2012, 2009, dir. Roland Emmerich

Completely believable global cataclysms. At least, that’s what my friends say who’ve seen this.

The Day After Tomorrow, 2004, dir. Roland Emmerich

I’m sorry, but this is when Jake Gyllenhaal started to lose his Donnie Darko shine.  Speaking of apocalyptic films…

Deep Impact, 1998, dir. Mimi Leder

Armageddon, 1998, dir. Michael Bay

Michael Bay ensures that you “don’t wanna miss a thing”
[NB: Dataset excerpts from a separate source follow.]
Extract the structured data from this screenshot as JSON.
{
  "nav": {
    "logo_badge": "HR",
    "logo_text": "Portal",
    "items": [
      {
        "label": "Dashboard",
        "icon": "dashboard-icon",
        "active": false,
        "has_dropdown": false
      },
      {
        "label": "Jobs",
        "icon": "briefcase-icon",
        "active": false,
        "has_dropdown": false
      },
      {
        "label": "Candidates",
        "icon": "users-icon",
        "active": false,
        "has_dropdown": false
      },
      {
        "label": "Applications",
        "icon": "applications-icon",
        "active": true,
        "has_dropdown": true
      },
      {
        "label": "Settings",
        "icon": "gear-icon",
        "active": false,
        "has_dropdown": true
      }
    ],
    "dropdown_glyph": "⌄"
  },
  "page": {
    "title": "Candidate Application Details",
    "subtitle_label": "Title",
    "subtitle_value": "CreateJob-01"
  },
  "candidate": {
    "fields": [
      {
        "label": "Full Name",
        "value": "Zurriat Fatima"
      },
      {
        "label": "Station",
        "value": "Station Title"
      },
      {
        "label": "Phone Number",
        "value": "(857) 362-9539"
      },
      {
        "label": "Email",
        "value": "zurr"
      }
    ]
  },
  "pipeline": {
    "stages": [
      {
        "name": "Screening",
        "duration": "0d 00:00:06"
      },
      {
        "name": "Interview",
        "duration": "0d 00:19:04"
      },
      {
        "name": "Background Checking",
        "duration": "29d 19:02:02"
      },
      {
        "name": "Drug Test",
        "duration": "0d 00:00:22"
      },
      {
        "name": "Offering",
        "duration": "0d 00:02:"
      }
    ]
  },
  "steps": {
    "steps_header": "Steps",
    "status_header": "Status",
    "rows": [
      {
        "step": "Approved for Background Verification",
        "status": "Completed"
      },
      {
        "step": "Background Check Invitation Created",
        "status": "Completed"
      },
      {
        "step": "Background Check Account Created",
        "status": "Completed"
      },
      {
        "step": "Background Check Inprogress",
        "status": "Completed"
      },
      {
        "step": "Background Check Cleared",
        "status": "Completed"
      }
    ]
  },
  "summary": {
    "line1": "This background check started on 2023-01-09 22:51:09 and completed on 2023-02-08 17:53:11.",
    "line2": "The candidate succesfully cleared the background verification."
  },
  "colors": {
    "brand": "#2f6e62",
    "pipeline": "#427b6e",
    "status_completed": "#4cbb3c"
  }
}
Waterworld, 1995, dir. Kevin Costner

I can’t say it better than IMDB: “In a future where the polar ice caps have melted and most of Earth is underwater, a mutated mariner fights starvation and outlaw ‘smokers,’ and reluctantly helps a woman and a young girl try to find dry land.”

Nausicaa of the Valley of the Wind,  1984, dir. Hayao Miyazaki

Once again, IMDB comes through: “In the far future, man has destroyed the Earth in the “Seven Days of Fire”. Now, there are small pockets of humanity that survive. One pocket is the Valley of Wind where a princess named Nausicaä tries to understand, rather than destroy the Toxic Jungle.” And warns you not to get the old US release entitled Warriors of the Wind.

What are your favorite books and movies about apocalyptic weather?